The Lure

Dear POF, MATCH, OUR TIME, and probably most of the other dating sites,

Go to any retail store and you find that typical business practice is to lure potential customers in however they can.  Stores will put colorful items up front like candy, festive items, and sparkly displays to lure you in, and then make you walk through the store to find what you need. Walmart, for example,  is notorious for placing things in odd locations, so it isn’t obvious to the customer, to, let’s say, go to household to find light bulbs. No, they want you to walk to the other end of the store, pass every department, and then spend another 15 minutes looking for someone that works there, only to find light bulbs are in automotive. So now you have shopped all over the store and picked up a few things for the cart that you had no intention of buying.

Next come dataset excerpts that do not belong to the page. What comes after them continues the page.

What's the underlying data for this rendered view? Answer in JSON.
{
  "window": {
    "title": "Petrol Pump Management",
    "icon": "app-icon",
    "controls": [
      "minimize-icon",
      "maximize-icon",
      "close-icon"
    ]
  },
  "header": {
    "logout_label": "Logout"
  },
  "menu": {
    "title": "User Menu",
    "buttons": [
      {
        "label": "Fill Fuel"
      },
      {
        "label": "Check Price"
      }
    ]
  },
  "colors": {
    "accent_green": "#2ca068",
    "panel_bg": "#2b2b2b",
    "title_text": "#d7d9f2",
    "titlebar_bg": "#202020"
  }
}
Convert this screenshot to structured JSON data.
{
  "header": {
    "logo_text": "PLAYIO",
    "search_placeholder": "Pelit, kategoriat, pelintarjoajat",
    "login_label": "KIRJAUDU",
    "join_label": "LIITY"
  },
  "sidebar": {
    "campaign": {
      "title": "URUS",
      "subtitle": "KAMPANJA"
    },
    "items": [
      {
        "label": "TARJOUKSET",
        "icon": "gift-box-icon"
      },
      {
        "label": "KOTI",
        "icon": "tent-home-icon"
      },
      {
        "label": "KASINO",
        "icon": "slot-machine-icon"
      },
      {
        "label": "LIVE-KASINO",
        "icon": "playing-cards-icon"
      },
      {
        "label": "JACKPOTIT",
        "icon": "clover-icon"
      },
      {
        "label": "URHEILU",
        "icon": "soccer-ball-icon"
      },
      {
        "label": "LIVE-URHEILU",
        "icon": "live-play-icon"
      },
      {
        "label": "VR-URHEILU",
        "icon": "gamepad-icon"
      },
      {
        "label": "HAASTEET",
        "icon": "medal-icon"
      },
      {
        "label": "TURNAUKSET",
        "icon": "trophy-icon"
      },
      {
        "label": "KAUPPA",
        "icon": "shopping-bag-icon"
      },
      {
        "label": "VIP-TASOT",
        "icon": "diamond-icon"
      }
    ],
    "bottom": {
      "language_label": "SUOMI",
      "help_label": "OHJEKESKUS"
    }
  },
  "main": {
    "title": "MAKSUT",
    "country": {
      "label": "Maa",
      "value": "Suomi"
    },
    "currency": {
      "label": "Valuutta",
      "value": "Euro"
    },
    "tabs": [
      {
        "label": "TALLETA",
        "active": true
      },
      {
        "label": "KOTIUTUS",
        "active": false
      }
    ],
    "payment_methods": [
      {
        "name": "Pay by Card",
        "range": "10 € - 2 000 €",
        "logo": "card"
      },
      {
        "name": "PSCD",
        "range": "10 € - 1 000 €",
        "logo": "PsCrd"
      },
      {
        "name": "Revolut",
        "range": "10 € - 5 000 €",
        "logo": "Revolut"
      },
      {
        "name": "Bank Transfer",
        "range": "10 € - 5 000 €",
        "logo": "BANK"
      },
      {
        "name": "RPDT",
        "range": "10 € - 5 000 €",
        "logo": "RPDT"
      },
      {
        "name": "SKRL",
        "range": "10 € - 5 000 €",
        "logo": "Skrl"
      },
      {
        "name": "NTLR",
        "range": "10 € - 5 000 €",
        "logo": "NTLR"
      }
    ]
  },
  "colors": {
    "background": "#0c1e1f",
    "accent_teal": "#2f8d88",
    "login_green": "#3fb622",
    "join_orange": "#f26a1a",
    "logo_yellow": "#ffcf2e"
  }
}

Dating sites lure you in by photos. Some advertise free, but that is to look at a few pictures and if you really want to see someone’s full profile, or, in some cases, be able to message someone, they want you to pay. Fine. This is a business. Just like Walmart or other retail stores where they want your business.

I get advertisements constantly for retail stores and dating sites included. My question is, where are the guys they show me? I walk into Walmart or Target and I see clothes, household items, and  Holiday items and it makes me want to go into those departments.

But on a dating site, I look at these photos, showing me who I can meet and chat with, and when I go in , the old bait and switch is there in black and white. For those of you lucky enough  who have not experienced this concept, or heard of it, here is Wikipedia’s version of the explanation:

Bait-and-switch is a form of fraud used in retail sales but also employed in other contexts. First, customers are “baited” by merchants’ advertising products or services at a low price, but when customers visit the store, they discover that the advertised goods are not available, or the customers are pressured by sales people to consider similar, but higher priced items (“switching”).

So we have POF, or Our Time, to name two,  that use photos. they show us somewhat good looking guys, dressed nicely, big smiles on their faces, and we think, Hell yea. I’m in.

Now I am in and I start looking. Wait. Where is the guy with salt and pepper hair with a fun smile? Why am I seeing someone in his bathroom taking a picture in the mirror? Why do I see a dogs, cars and  shirtless men who shouldn’t be?

I know it is business, and I also know if they put “bathroom man” on the advertisement, or “man with fish”, they would be out of business in an hour. But, we go in. We browse. We shop.